Mexico’s Murder Numbers Soared in 2019, While America’s Border Remains Porous

The Mexican government recently confirmed that 2019 was its most blood-soaked year in recent memory as homicides increased by 2.7 percent during President Andrés Manuel López Obrador’s first full year in office.

On Monday, January 20, 2020, the National System of Public Security announced that 35,588 people were victims of homicides in 2019. This included 1,006 women targeted in “femicides,” or killings carried because of the victims’ gender.

On top of that, approximately 5,000 people disappeared in Mexico in 2019 and were not discovered.

Authorities carried out the highest number of murder investigations last year since they began to keep such data in 1997.

AMLO acknowledged his government’s failure to keep homicides in check but said Tuesday that there were more pressing matters.

“I think that the bigger damage has been done by white-collar criminals, whether politicians or businessmen who call themselves entrepreneurs,” the leftist leader said during his news conference.

In recent years, violence has increased as certain organized-crime groups have split up into warring cells and criminal ­organizations have diversified in their tactics. Cartels used to focus on shipping drugs to the United States, but many now also participate in predatory crimes in Mexico, which include extortion, kidnapping and retail drug sales.

Recent months have illustrated the gut-wrenching power of drug cartels. In November, cartel gunmen massacred three women and six children who held dual American-Mexican citizenship while living in the northern state of Sonora.

A few weeks prior to that incident, Sinaloa cartel gunmen virtually captured the city of Culiacan, compelling the government to release Ovidio Guzmán, a son of drug kingpin Joaquín “El Chapo” Guzmán, shortly after Mexican authorities arrested him.
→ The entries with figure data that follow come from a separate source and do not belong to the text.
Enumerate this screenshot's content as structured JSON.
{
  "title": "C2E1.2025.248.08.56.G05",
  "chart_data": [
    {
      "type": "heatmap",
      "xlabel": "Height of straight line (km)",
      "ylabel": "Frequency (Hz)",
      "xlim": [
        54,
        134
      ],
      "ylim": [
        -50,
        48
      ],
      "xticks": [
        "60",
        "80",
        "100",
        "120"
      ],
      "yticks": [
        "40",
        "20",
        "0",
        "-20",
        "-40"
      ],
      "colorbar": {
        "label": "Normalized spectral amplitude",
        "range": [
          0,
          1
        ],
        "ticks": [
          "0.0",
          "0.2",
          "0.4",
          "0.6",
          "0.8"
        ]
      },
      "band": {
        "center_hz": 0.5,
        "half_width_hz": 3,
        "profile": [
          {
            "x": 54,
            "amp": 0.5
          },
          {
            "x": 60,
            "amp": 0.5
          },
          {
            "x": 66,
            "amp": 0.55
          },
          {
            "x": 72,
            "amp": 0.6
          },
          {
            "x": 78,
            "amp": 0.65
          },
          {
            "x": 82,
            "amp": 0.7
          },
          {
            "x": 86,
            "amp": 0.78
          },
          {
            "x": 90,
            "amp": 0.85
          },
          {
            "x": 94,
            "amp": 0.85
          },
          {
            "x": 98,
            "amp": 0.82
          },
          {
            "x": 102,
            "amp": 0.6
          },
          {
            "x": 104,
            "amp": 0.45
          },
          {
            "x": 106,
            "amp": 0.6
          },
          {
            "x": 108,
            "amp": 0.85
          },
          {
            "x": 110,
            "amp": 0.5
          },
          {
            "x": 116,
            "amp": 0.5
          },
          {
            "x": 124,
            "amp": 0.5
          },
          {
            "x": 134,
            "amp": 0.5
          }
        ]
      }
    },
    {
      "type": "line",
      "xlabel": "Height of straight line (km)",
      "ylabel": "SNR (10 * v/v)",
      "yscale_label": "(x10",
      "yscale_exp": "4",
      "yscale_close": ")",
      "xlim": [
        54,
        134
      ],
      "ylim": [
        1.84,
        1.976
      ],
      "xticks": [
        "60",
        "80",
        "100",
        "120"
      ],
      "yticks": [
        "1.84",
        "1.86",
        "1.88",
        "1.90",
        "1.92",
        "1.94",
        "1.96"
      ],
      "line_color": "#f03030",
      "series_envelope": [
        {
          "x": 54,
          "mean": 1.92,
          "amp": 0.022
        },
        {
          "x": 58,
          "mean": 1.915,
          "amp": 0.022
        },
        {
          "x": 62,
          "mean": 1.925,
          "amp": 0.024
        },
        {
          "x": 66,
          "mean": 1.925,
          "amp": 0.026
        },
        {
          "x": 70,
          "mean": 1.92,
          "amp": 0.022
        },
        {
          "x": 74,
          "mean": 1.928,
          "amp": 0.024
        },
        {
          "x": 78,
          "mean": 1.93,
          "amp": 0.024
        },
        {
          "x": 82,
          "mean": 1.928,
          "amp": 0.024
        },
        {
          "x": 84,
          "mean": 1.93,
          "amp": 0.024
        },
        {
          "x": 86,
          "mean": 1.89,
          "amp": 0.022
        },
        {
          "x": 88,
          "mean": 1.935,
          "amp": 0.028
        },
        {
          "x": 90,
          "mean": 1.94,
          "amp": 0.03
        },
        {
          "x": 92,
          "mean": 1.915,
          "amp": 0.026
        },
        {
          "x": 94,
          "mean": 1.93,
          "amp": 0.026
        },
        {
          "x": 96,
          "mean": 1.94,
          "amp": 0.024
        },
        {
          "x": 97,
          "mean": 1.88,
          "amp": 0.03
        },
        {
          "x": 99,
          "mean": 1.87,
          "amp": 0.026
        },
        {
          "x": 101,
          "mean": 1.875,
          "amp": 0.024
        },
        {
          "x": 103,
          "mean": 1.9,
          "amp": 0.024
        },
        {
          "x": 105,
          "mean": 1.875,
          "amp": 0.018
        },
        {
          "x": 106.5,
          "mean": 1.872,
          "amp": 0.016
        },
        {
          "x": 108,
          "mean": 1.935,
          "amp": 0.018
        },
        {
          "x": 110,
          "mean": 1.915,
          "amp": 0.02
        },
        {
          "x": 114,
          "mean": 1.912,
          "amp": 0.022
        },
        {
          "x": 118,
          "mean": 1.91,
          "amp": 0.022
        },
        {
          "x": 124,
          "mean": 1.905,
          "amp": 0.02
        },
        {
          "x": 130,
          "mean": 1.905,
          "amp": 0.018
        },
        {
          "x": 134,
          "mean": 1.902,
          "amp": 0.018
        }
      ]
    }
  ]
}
Towards the end of the year in December, dozens of cartel gunmen assaulted a town hall in Villa Union, which is located 40 miles southwest of the U.S. border town of Eagle Pass, Texas. This assault sparked a two-day battle with security forces that left 19 dead.

What’s taking place in Mexico is indicative of a failed state.

Mexico is no longer dealing with everyday criminals equipped with regular weapons, but with paramilitary forces that can outgun government forces and create parallel governments.

This shows why the U.S. desperately needs a solid wall on the Southern border and a total overhaul of its immigration policies so that its national security interests stay intact.